It is always a danger for any band, particularly a hardcore punk band like Gallows who are founded on the principals of unity and fighting together for a common cause. Yes, that danger is when the singer becomes too big for the band and their very presence stars to overshadow almost everything else. That situation was gradually enveloping around Watford punk band Gallows as their vocalist Frank Carter become ever more the centre of attention. A schism was developing between Carter and the rest of the band which came to a head in July last year with Carter announcing that he was leaving the band to form his own group Pure Love.
The statement issued at the time strongly insinuated that that old and very clichéd chestnut of ‘musical differences’ was a prime factor in the split. What is certain though is that both parties seem to have emerged stronger. Gallows first post Carter album featuring his replacement, former Alexisonfire singer Canadian Wade McNeil, is a resounding success. The eponymous title is telling. This record is the mission statement of Gallows mark 2.
Gallows is the sound of the band distilled to its purest and most intense form. Over the course of a brutally efficient 32 minutes, the band channels all their aggression into a collection of urgent and vital rock songs. Wade McNeil is a seamlessly fit, his uncompromising holler is a stark contrast to Carter’s snarl and he adds a sense of careering chaos to the sharp and direct punk of Everybody Loves You (When You’re Dead) and Outsider Art.
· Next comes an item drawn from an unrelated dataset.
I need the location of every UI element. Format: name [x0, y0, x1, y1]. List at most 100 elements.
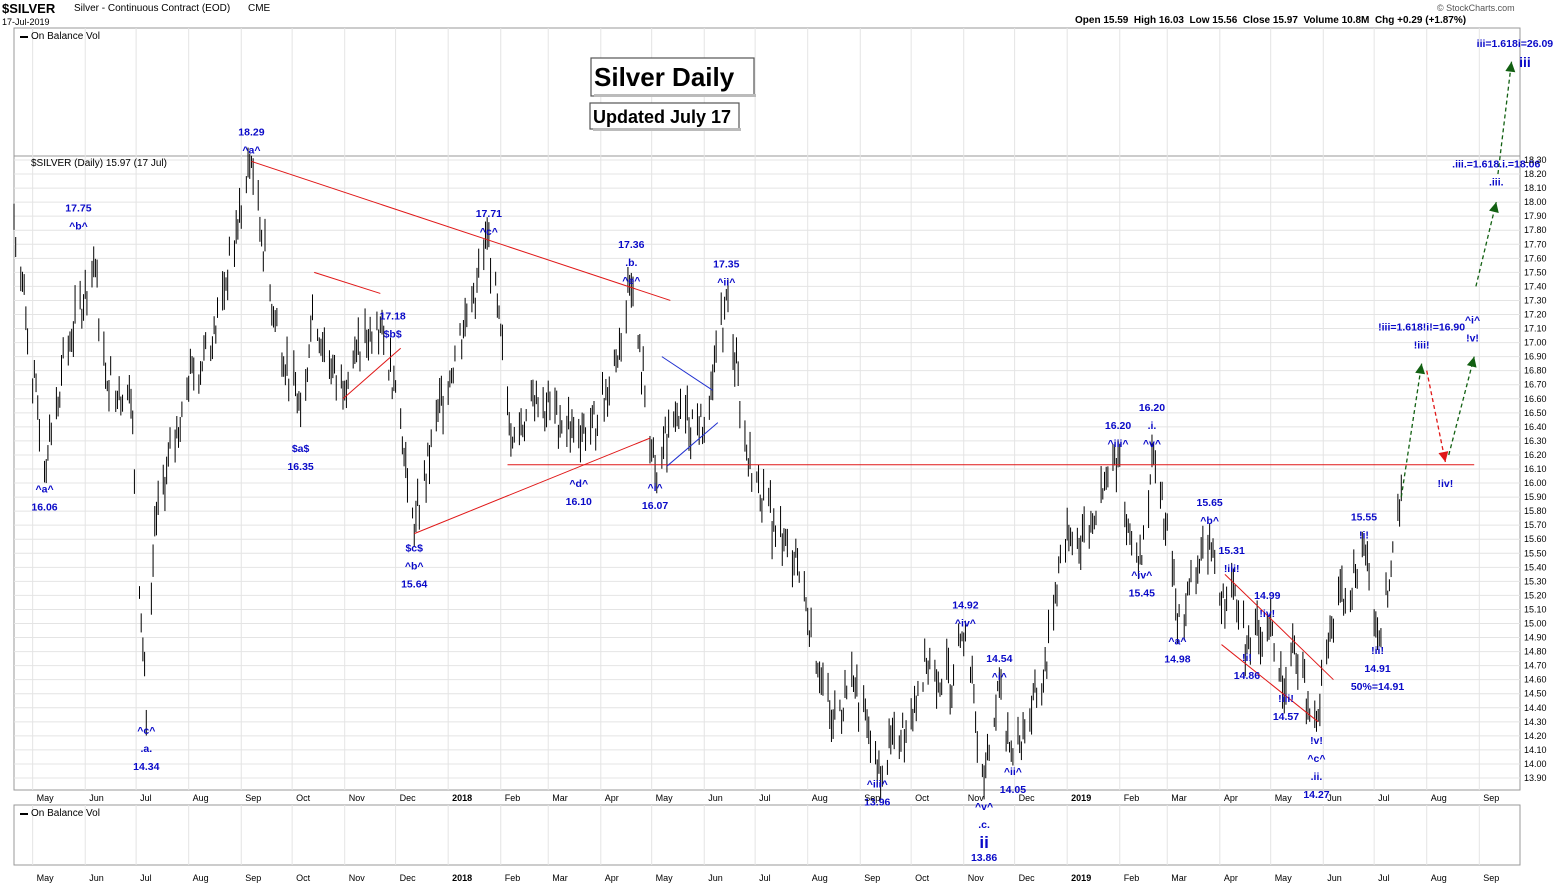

The album opens with a startling piece of doomy rock. Victim Culture is full of portent and malevolence. It is a hugely exciting opening statement. The racketing tension of the opening moments giving way to a white-hot eruption with McNeil howling lyrics like, “There’s no escape from the vicious circle we embrace.”
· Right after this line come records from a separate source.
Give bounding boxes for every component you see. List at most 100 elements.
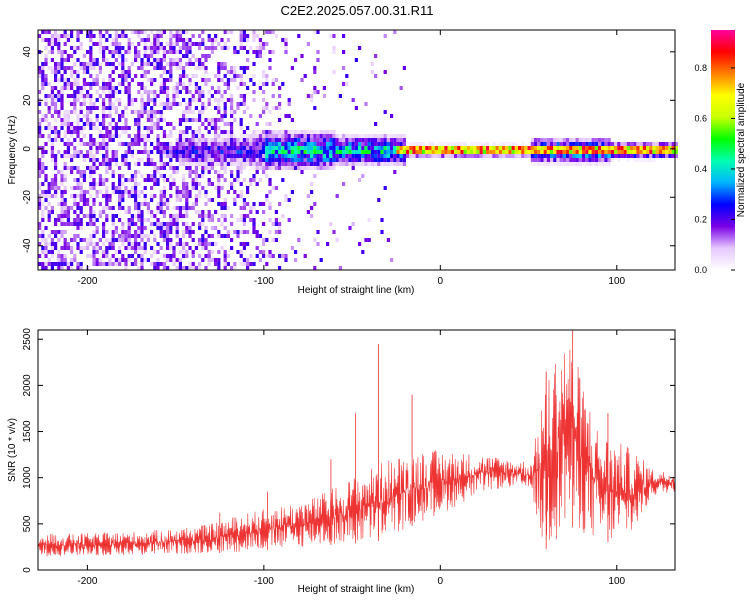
spectrogram-cell <box>514 146 518 150</box>
spectrogram-cell <box>204 230 208 234</box>
spectrogram-cell <box>220 186 224 190</box>
spectrogram-cell <box>162 194 166 198</box>
spectrogram-cell <box>553 150 557 154</box>
spectrogram-cell <box>159 126 163 130</box>
spectrogram-cell <box>191 162 195 166</box>
spectrogram-cell <box>358 46 362 50</box>
spectrogram-cell <box>223 154 227 158</box>
spectrogram-cell <box>127 134 131 138</box>
spectrogram-cell <box>105 202 109 206</box>
spectrogram-cell <box>290 150 294 154</box>
spectrogram-cell <box>105 82 109 86</box>
spectrogram-cell <box>111 66 115 70</box>
spectrogram-cell <box>255 46 259 50</box>
spectrogram-cell <box>162 30 166 34</box>
spectrogram-cell <box>86 110 90 114</box>
spectrogram-cell <box>66 262 70 266</box>
spectrogram-cell <box>188 262 192 266</box>
spectrogram-cell <box>146 70 150 74</box>
spectrogram-cell <box>70 54 74 58</box>
spectrogram-cell <box>98 34 102 38</box>
spectrogram-cell <box>210 46 214 50</box>
spectrogram-cell <box>172 126 176 130</box>
spectrogram-cell <box>102 98 106 102</box>
spectrogram-cell <box>182 82 186 86</box>
spectrogram-cell <box>118 178 122 182</box>
spectrogram-cell <box>662 150 666 154</box>
spectrogram-cell <box>230 142 234 146</box>
spectrogram-cell <box>70 110 74 114</box>
spectrogram-cell <box>207 242 211 246</box>
spectrogram-cell <box>166 102 170 106</box>
spectrogram-cell <box>54 174 58 178</box>
spectrogram-cell <box>342 150 346 154</box>
spectrogram-cell <box>70 46 74 50</box>
spectrogram-cell <box>242 98 246 102</box>
spectrogram-cell <box>207 218 211 222</box>
spectrogram-cell <box>89 174 93 178</box>
spectrogram-cell <box>150 254 154 258</box>
spectrogram-x-axis-label: Height of straight line (km) <box>298 285 415 296</box>
spectrogram-cell <box>198 214 202 218</box>
spectrogram-cell <box>284 254 288 258</box>
spectrogram-cell <box>137 254 141 258</box>
spectrogram-cell <box>374 154 378 158</box>
spectrogram-cell <box>668 154 672 158</box>
spectrogram-cell <box>220 206 224 210</box>
spectrogram-cell <box>98 66 102 70</box>
spectrogram-cell <box>70 154 74 158</box>
spectrogram-cell <box>290 66 294 70</box>
spectrogram-cell <box>92 242 96 246</box>
spectrogram-cell <box>140 258 144 262</box>
spectrogram-cell <box>73 50 77 54</box>
spectrogram-cell <box>332 146 336 150</box>
spectrogram-cell <box>140 66 144 70</box>
spectrogram-cell <box>41 74 45 78</box>
spectrogram-cell <box>185 42 189 46</box>
spectrogram-cell <box>332 134 336 138</box>
spectrogram-cell <box>86 142 90 146</box>
spectrogram-cell <box>162 198 166 202</box>
spectrogram-cell <box>322 86 326 90</box>
spectrogram-cell <box>182 234 186 238</box>
spectrogram-cell <box>124 230 128 234</box>
spectrogram-cell <box>41 150 45 154</box>
spectrogram-cell <box>79 46 83 50</box>
spectrogram-cell <box>156 242 160 246</box>
spectrogram-cell <box>95 74 99 78</box>
spectrogram-cell <box>153 146 157 150</box>
spectrogram-cell <box>169 30 173 34</box>
spectrogram-cell <box>226 70 230 74</box>
spectrogram-cell <box>159 74 163 78</box>
spectrogram-cell <box>188 118 192 122</box>
spectrogram-cell <box>79 66 83 70</box>
spectrogram-cell <box>60 122 64 126</box>
spectrogram-cell <box>226 162 230 166</box>
spectrogram-cell <box>262 106 266 110</box>
spectrogram-cell <box>658 154 662 158</box>
spectrogram-cell <box>351 166 355 170</box>
spectrogram-cell <box>102 138 106 142</box>
spectrogram-cell <box>143 162 147 166</box>
spectrogram-cell <box>201 90 205 94</box>
spectrogram-cell <box>47 106 51 110</box>
spectrogram-cell <box>246 202 250 206</box>
spectrogram-cell <box>642 150 646 154</box>
spectrogram-cell <box>166 254 170 258</box>
spectrogram-cell <box>92 262 96 266</box>
spectrogram-cell <box>73 194 77 198</box>
spectrogram-cell <box>492 154 496 158</box>
spectrogram-cell <box>134 46 138 50</box>
spectrogram-cell <box>38 206 42 210</box>
spectrogram-cell <box>252 74 256 78</box>
spectrogram-cell <box>246 190 250 194</box>
spectrogram-cell <box>111 102 115 106</box>
spectrogram-cell <box>246 50 250 54</box>
spectrogram-cell <box>137 226 141 230</box>
spectrogram-cell <box>50 34 54 38</box>
spectrogram-cell <box>306 94 310 98</box>
spectrogram-cell <box>332 166 336 170</box>
spectrogram-cell <box>300 138 304 142</box>
spectrogram-cell <box>175 198 179 202</box>
spectrogram-cell <box>102 118 106 122</box>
As well as a slight change back to a very straight ahead punk sound Gallows have also adapted their lyrical approach. The bands previous album Grey Britain was something of a dour political diatribe. A state of the nation address for a Britain on its last legs. The new Gallows have largely eschewed such political comment in favour of a more personal approach. The politics of the self is more prevalent on the likes of Odessa, which deals in an oblique statement: “End me in the black sea, scatter my ashes in the East”. Most importantly, there is a pleasing absence of the sort of sloganeering that became tiresome on their previous two albums.
There is one track that does have an overtly political theme but it is a track with a global outlook more far reaching than their previous insular British approach. Last June is a visceral beast of a song dealing directly and succinctly with the violent treatment of G20 protestors at a demonstration in Toronto in 2010. “Like the pride before the fall, they can’t arrest us all.”
It is testament to the quality of Gallows that you never once feel as if something is missing. It appears that Carter’s absence has spurred the rest of the band on to up their game and mention must be given to the excellent song writing skills of guitarist Laurent Barnard. Gallows may have been floundering during the last days of Frank Carter’s time with the band but this very impressive comeback is the sound of a band reinvigorated.